Tab translation on a single line of input text is performed by the pass1 function. As a text line is processed from left to right, the variable in_cmnt records whether an open comment token (/*) has been encountered yet (I've ignored close comment tokens, under the assumption that executable code always fully precedes comments on lines where both are present.)
The variables col and old_col track the current column number from the perspectives of the new and old hard tab settings, respectively. When a tab character is encountered in the input line, that tab is translated into spaces in one of two manners:

If in_cmnt is true (we're in a comment), then the old hard tab value (old_tab) is used to control the number of spaces that are generated (lines 208-210).

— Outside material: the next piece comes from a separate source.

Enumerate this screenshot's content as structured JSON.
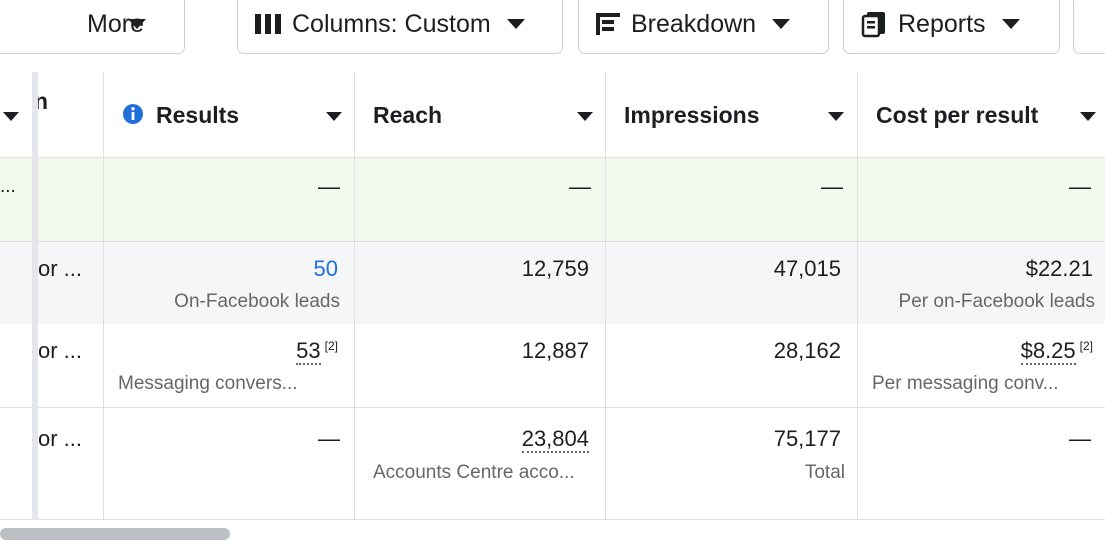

If in_cmnt is false (lines 199-206), then two things happen. First, the tab is translated as per the new hard tab setting (tabstop) in lines 200-202. Then, in lines 203-205, old_col is updated to represent the new column position as per the old tab setting. This step is the key to maintaining comment alignment. By knowing the precise column at which the comment began in the original text, plist can reproduce that comment in the output listing with the same total column width as it had before.
When combined with right-margin justification, these features insure that any input containing vertically aligned comments produces an output listing with those comments still aligned.
The function pass2 handles right-margin justification after tab translation has been performed by pass1. Wherever a comment is found, it is shifted right or left by just enough to make the total resulting line length equal to exactly cmnt_col characters.
pass2 begins by checking to see if there is indeed a complete comment present (lines 235-237). If opening and closing comment delimiters are not both detected, pass2 returns leaving the text unchanged. This exempts multi-line comments (which usually begin at the left margin) from being right-justified. When a comment is detected, it is immediately copied to a holding buffer, cmntbuf, and its length is computed.
Lines 243-245 scan backwards from the start of the comment, searching for the last character of executable code. A terminating null is installed immediately after that last character. There is now enough information available to determine if the comment can even fit in the desired number of columns; lines 247-254 detect the case where the comment will not fit and diagnose it.
When enough room is available for the comment, the necessary number of spaces are appended to the shortened input line (257-259), and then the saved comment text is appended onto that (line 260). Finally, a trailing newline is restored and the line processing is complete.
In my next column, I'll present another tool to help with trimming down source listings — a program that locates and displays the longest lines in a listing.

Exercise
The only comments supported by plist are the standard K&R-style delimited by /* and */. Adapt the program to support C++ style comments, where the token // specifies the beginning of a comment that includes all text to the end of the line.